What is the impact of POPI on Electronic Document and Records Management Systems (EDRMS)? Will an EDRMS help you to comply with POPI? Does POPI mean that you need an EDRMS even more? Will POPI have an impact on your records management and EDRMS?
There is always going to be personal information in documents and records (both physical and electronic). So, when POPI sets out the conditions for the lawful processing of personal information, it is in a way setting out the conditions for the lawful management of documents and records.
POPI requires the responsible party to “maintain the documentation of all processing operations under its responsibility“. This is no easy task. You must be able to provide people with a description of the subjects on which you hold records and the categories of records you hold on each subject. This task is much easier if you have a good EDRMS.
Retention and restriction of records
Organisations, depending on their sector and type, have to comply with between 250 and 750 regulatory records retention requirements. POPI is set to create new requirements in respect of the retention of records and even in regard to how and when we should destroy them.
Section 14 of POPI deals with the retention and restriction of records of personal information, and it prescribes that “records of personal information must not be retained any longer than is necessary for achieving the purpose for which the information was collected or subsequently processed“. The purpose therefore becomes very important. There are however some exceptions, for example where the “retention of the record is required or authorised by law“. In some circumstances, you can retain records for “for historical, statistical or research purposes“.
While the objective of POPI is to protect personal information, in practice it translates into significant compliance requirements in respect of records management (and information security) practices. POPI will require organisations to revisit their records management (and information security) practices and policies.
Many organisations are appointing someone in records management as their Information Officer. This shows how important many people consider records management to be in complying with POPI. And the impact that POPI will have on records management.
Failure to produce a record that the law requires you to retain, may cause the organisation to be reported to the relevant regulator or be subject to statutory sanctions. Statutory sanctions for non-compliance may be as severe as a fine of R10 million or imprisonment for 10 years.

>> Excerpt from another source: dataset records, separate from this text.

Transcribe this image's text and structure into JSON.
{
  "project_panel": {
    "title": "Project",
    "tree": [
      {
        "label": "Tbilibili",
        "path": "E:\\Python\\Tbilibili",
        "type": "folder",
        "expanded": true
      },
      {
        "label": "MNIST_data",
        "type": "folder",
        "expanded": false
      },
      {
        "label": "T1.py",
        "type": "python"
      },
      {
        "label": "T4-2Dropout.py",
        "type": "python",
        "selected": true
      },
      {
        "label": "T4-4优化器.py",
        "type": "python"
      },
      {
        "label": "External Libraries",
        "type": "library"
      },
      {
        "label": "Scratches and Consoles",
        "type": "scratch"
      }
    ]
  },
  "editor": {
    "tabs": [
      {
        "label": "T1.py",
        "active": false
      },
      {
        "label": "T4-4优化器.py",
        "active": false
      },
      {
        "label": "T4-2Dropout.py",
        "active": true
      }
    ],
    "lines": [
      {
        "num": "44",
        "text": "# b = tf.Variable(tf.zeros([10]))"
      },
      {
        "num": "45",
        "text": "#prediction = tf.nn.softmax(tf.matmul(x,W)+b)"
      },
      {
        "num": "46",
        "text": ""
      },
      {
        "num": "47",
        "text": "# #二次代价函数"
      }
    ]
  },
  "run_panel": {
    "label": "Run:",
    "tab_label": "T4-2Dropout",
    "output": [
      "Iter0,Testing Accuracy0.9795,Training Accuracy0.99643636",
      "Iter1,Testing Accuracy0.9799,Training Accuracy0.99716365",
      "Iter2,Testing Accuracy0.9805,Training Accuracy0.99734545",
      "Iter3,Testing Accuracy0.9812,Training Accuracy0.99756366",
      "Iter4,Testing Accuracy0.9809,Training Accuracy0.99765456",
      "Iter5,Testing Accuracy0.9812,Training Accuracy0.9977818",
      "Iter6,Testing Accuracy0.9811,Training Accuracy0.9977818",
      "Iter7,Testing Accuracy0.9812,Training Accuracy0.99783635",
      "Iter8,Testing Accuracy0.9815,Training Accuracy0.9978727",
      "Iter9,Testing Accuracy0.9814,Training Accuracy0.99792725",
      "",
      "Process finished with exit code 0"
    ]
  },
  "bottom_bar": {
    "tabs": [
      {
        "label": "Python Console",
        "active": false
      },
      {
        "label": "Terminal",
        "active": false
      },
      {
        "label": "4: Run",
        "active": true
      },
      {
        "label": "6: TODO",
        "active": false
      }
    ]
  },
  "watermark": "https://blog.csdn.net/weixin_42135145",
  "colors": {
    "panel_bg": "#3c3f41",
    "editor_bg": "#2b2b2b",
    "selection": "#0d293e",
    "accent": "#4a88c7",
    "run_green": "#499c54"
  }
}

In terms of section 91(2) of POPI “the Regulator may make public any information relating to the personal information management practices of a responsible party that has been the subject of an assessment under this section if the Regulator considers it in the public interest to do so“. This could lead to significant reputational damage. Your records management practices may be aired in public.
Any person who fails to produce a document before the Information Regulator (s104 read with s107) can be fined or imprisoned for up to 12 months.
On the Evidentiary Front
The non-retention of records that had to be retained by law may lead to negative inferences to be drawn by the courts in subsequent litigation should they not be available as evidence. The Information Regulator can ask an organisation to produce a record to enable the Information Regulator to investigate a complaint (section 81 of POPI). You need to be able to comply with such a request.
So, good records management (and an EDRMS) can help you to comply with POPI (and other laws). POPI will also have a big impact on your EDRMS. You need to make sure your practices comply with all applicable laws, and that you have considered adhering to all applicable rules, codes and standards.